Recently an association between a genetic variation in TRAF1/C5 and mortality from sepsis or cancer was found in rheumatoid arthritis (RA). The most prevalent cause of death, cardiovascular disease, may have been missed in that study, since patients were enrolled at an advanced disease stage. Therefore, we used an inception cohort of RA patients to investigate the association between TRAF1/C5 and cardiovascular mortality, and replicate the findings on all-cause mortality.

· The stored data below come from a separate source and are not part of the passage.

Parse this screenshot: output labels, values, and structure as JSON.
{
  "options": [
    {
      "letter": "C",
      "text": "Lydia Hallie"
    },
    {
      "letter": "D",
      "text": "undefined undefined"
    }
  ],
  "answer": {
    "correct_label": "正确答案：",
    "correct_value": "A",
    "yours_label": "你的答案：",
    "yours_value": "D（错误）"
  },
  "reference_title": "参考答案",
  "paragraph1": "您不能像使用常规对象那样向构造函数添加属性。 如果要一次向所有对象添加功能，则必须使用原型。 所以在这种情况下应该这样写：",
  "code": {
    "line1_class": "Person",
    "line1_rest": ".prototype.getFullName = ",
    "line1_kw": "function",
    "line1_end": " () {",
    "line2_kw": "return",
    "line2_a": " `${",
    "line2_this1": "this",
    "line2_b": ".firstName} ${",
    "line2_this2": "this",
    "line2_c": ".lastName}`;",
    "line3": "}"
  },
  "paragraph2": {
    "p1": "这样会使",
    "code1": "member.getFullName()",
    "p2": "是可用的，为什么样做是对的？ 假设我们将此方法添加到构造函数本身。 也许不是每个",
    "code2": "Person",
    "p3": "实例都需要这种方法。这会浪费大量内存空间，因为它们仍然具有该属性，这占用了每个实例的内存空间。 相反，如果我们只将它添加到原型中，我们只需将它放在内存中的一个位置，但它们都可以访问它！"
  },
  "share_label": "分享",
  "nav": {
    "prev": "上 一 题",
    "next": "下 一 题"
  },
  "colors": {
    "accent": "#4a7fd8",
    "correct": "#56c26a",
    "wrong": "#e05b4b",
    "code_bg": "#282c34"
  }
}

As TRAF1/C5 associated mortality may not be restricted to RA, we also studied a large cohort of non-RA patients.


615 RA patients from the Leiden Early Arthritis Clinic (EAC) (mean follow-up 7.6 years) were genotyped for rs10818488. In addition 5634 persons enrolled in the PROspective Study of Pravastatin in the Elderly at Risk (mean follow-up 3.2 years) were genotyped for rs2416808 (R2 >0.99 with rs10818488). The life/death status was determined and for the deceased persons the cause of death was ascertained. Cox proportional hazards and regression models were used to assess hazard ratios (HR) and 95% confidence intervals (CI).


Seventy-seven RA patients died. The main death causes in RA patients were cardiovascular diseases (37.7%), cancer (28.6%) and death due to infections (9.1%). No association was observed between the rs10818488 susceptible genotype AA and cardiovascular mortality (HR 1.08 95%CI 0.54 to 2.15) and all-cause mortality (HR 0.81 95%CI 0.27 to 2.43). Similar findings were observed for rs2416808 susceptible genotype GG in the non-RA cohort (HR 0.99; 95%CI 0.79 to 1.25 and HR 0.89; 95%CI 0.64 to 1.25, respectively).


The TRAF1/C5 region is not associated with an increased mortality risk.